For real-time user experiences, use askStream(). The assistant message record is “finalized” once the stream completes.

for await (const token of chat.askStream("Tell me a long story")) {
  process.stdout.write(token);
}

// History is now updated in the DB
const history = await chat.messages();

Advanced Usage

Custom Table Names

If you are integrating with an existing database schema, you can map the ORM to your custom table names:

const tableNames = {
  chat: "AssistantChat",
  message: "AssistantMessage",
  toolCall: "AssistantToolCall",
  request: "AssistantRequest"
};

const chat = await createChat(prisma, llm, { 
  model: "gpt-4o",
  tableNames: tableNames 
});

Using Tools

Tools are automatically tracked without additional configuration.

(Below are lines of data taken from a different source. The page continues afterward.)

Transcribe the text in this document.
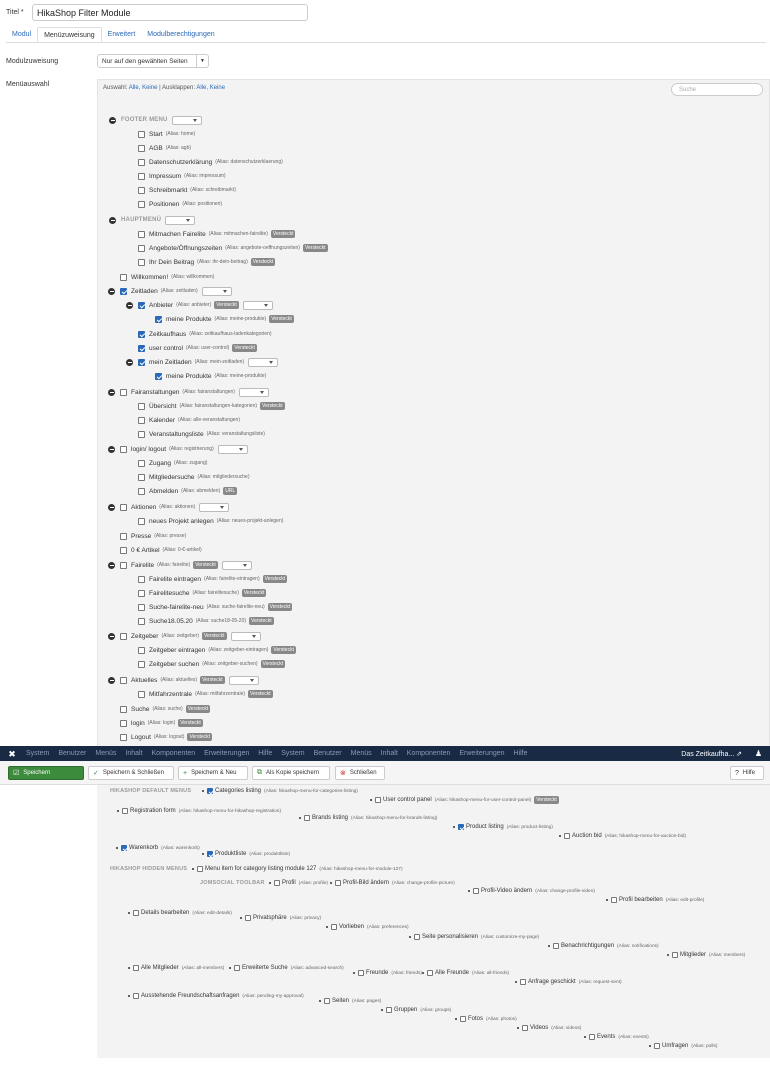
Titel *
HikaShop Filter Module
Modul	Menüzuweisung	Erweitert	Modulberechtigungen
Modulzuweisung	Nur auf den gewählten Seiten	▼
Menüauswahl	Auswahl: Alle, Keine | Ausklappen: Alle, Keine	Suche
FOOTER MENU
Start (Alias: home)
AGB (Alias: agb)
Datenschutzerklärung (Alias: datenschutzerklaerung)
Impressum (Alias: impressum)
Schreibmarkt (Alias: schreibmarkt)
Positionen (Alias: positionen)
HAUPTMENÜ
Mitmachen Fairelite (Alias: mitmachen-fairelite)	Versteckt
Angebote/Öffnungszeiten (Alias: angebote-oeffnungszeiten)	Versteckt
Ihr Dein Beitrag (Alias: ihr-dein-beitrag)	Versteckt
Willkommen! (Alias: willkommen)
Zeitladen (Alias: zeitladen)
Anbieter (Alias: anbieter)	Versteckt
meine Produkte (Alias: meine-produkte)	Versteckt
Zeitkaufhaus (Alias: zeitkaufhaus-ladenkategorien)
user control (Alias: user-control)	Versteckt
mein Zeitladen (Alias: mein-zeitladen)
meine Produkte (Alias: meine-produkte)
Fairanstaltungen (Alias: fairanstaltungen)
Übersicht (Alias: fairanstaltungen-kategorien)	Versteckt
Kalender (Alias: alle-veranstaltungen)
Veranstaltungsliste (Alias: veranstaltungsliste)
login/ logout (Alias: registrierung)
Zugang (Alias: zugang)
Mitgliedersuche (Alias: mitgliedersuche)
Abmelden (Alias: abmelden)	URL
Aktionen (Alias: aktionen)
neues Projekt anlegen (Alias: neues-projekt-anlegen)
Presse (Alias: presse)
0 € Artikel (Alias: 0-€-artikel)
Fairelite (Alias: fairelite)	Versteckt
Fairelite eintragen (Alias: fairelite-eintragen)	Versteckt
Fairelitesuche (Alias: fairelitesuche)	Versteckt
Suche-fairelite-neu (Alias: suche-fairelite-neu)	Versteckt
Suche18.05.20 (Alias: suche18-05-20)	Versteckt
Zeitgeber (Alias: zeitgeber)	Versteckt
Zeitgeber eintragen (Alias: zeitgeber-eintragen)	Versteckt
Zeitgeber suchen (Alias: zeitgeber-suchen)	Versteckt
Aktuelles (Alias: aktuelles)	Versteckt
Mitfahrzentrale (Alias: mitfahrzentrale)	Versteckt
Suche (Alias: suche)	Versteckt
login (Alias: login)	Versteckt
Logout (Alias: logout)	Versteckt
✖	System Benutzer Menüs Inhalt Komponenten Erweiterungen Hilfe System Benutzer Menüs Inhalt Komponenten Erweiterungen Hilfe	Das Zeitkaufha... ⇗ ♟
☑ Speichern	✓ Speichern & Schließen	+ Speichern & Neu	⧉ Als Kopie speichern	⊗ Schließen	? Hilfe
HIKASHOP DEFAULT MENUS	Categories listing (Alias: hikashop-menu-for-categories-listing)
User control panel (Alias: hikashop-menu-for-user-control-panel)	Versteckt
Registration form (Alias: hikashop-menu-for-hikashop-registration)
Brands listing (Alias: hikashop-menu-for-brands-listing)
Product listing (Alias: product-listing)
Auction bid (Alias: hikashop-menu-for-auction-bid)
Warenkorb (Alias: warenkorb)
Produktliste (Alias: produktliste)
HIKASHOP HIDDEN MENUS	Menu item for category listing module 127 (Alias: hikashop-menu-for-module-127)
JOMSOCIAL TOOLBAR	Profil (Alias: profile)	Profil-Bild ändern (Alias: change-profile-picture)
Profil-Video ändern (Alias: change-profile-video)
Profil bearbeiten (Alias: edit-profile)
Details bearbeiten (Alias: edit-details)
Privatsphäre (Alias: privacy)
Vorlieben (Alias: preferences)
Seite personalisieren (Alias: customize-my-page)
Benachrichtigungen (Alias: notifications)
Mitglieder (Alias: members)
Alle Mitglieder (Alias: all-members)	Erweiterte Suche (Alias: advanced-search)
Freunde (Alias: friends) Alle Freunde (Alias: all-friends)
Anfrage geschickt (Alias: request-sent)
Ausstehende Freundschaftsanfragen (Alias: pending-my-approval)
Seiten (Alias: pages)
Gruppen (Alias: groups)
Fotos (Alias: photos)
Videos (Alias: videos)
Events (Alias: events)
Umfragen (Alias: polls)
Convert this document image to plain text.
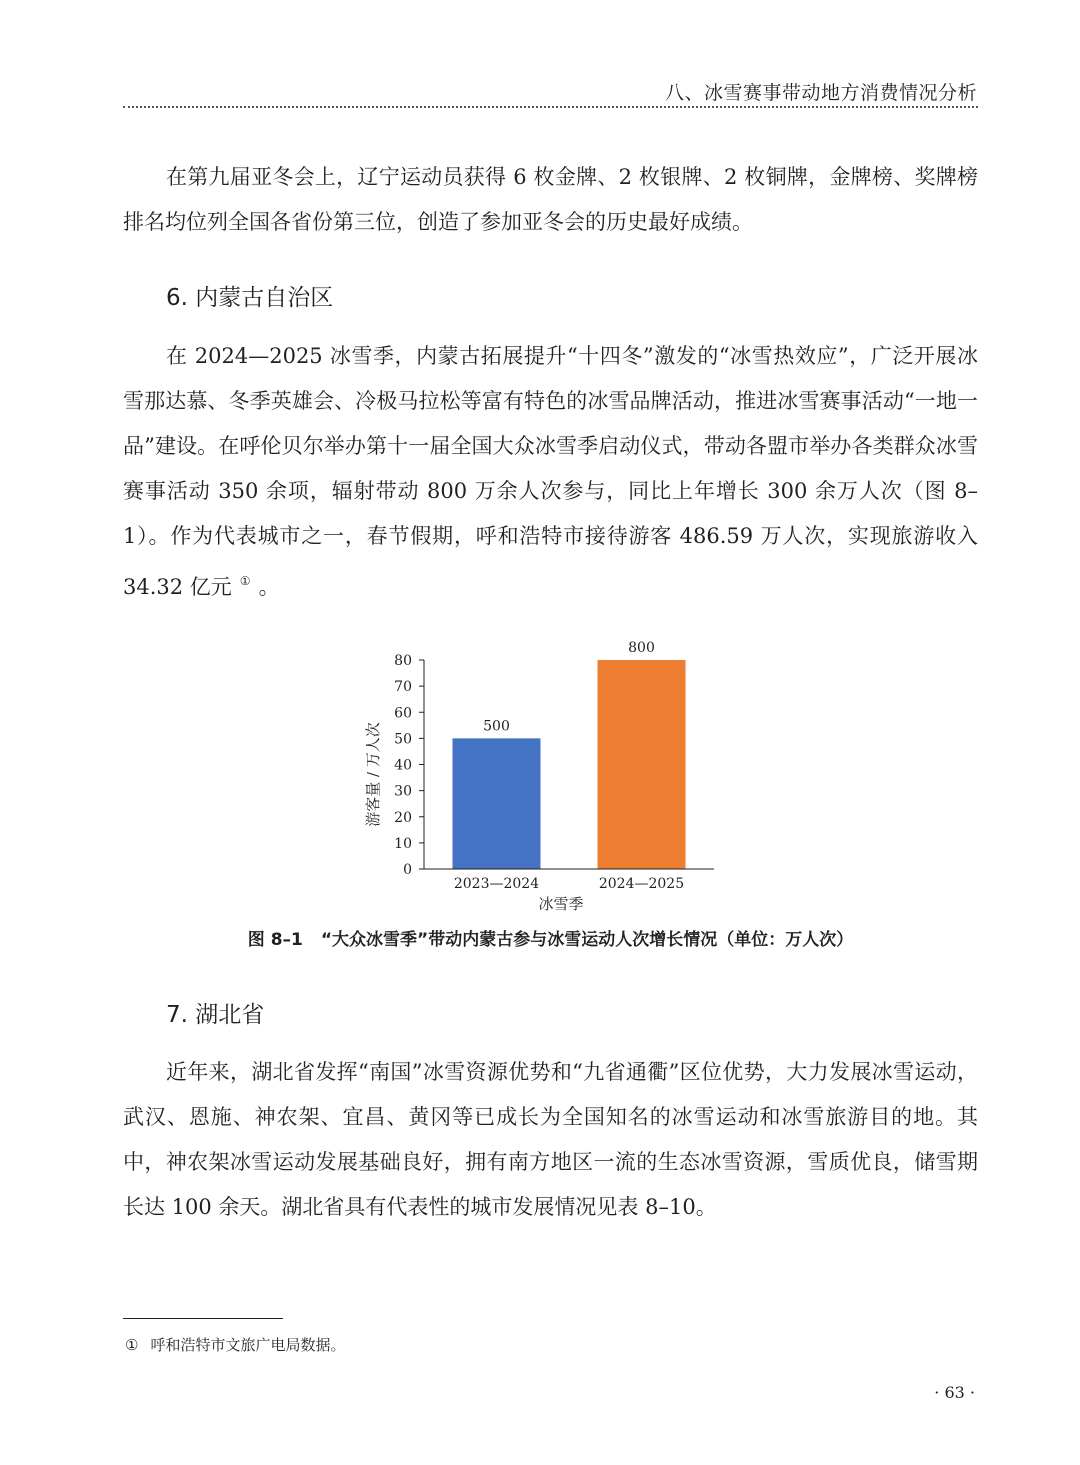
八、冰雪赛事带动地方消费情况分析

在第九届亚冬会上，辽宁运动员获得 6 枚金牌、2 枚银牌、2 枚铜牌，金牌榜、奖牌榜排名均位列全国各省份第三位，创造了参加亚冬会的历史最好成绩。

6. 内蒙古自治区

在 2024—2025 冰雪季，内蒙古拓展提升“十四冬”激发的“冰雪热效应”，广泛开展冰雪那达慕、冬季英雄会、冷极马拉松等富有特色的冰雪品牌活动，推进冰雪赛事活动“一地一品”建设。在呼伦贝尔举办第十一届全国大众冰雪季启动仪式，带动各盟市举办各类群众冰雪赛事活动 350 余项，辐射带动 800 万余人次参与，同比上年增长 300 余万人次（图 8–1）。作为代表城市之一，春节假期，呼和浩特市接待游客 486.59 万人次，实现旅游收入 34.32 亿元 ① 。

0
10
20
30
40
50
60
70
80
500
800
2023—2024	2024—2025
冰雪季
游客量 / 万人次
图 8–1 “大众冰雪季”带动内蒙古参与冰雪运动人次增长情况（单位：万人次）
7. 湖北省

近年来，湖北省发挥“南国”冰雪资源优势和“九省通衢”区位优势，大力发展冰雪运动，武汉、恩施、神农架、宜昌、黄冈等已成长为全国知名的冰雪运动和冰雪旅游目的地。其中，神农架冰雪运动发展基础良好，拥有南方地区一流的生态冰雪资源，雪质优良，储雪期长达 100 余天。湖北省具有代表性的城市发展情况见表 8–10。

① 呼和浩特市文旅广电局数据。
· 63 ·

import { WeatherTool } from "./tools/weather";

await chat.withTool(WeatherTool).ask("How is the weather in London?");

// Check your database: 
// The 'LlmToolCall' table will contain the 'get_weather' execution details.

Error Handling

If an API call fails, NodeLLM follows a “clean rollback” strategy:

  1. The pending Assistant message is deleted.
  2. The initial User message is deleted (to prevent orphaned conversation turns).
  3. The error is thrown for your application to handle.

This ensures your database doesn’t fill up with “broken” chat turns.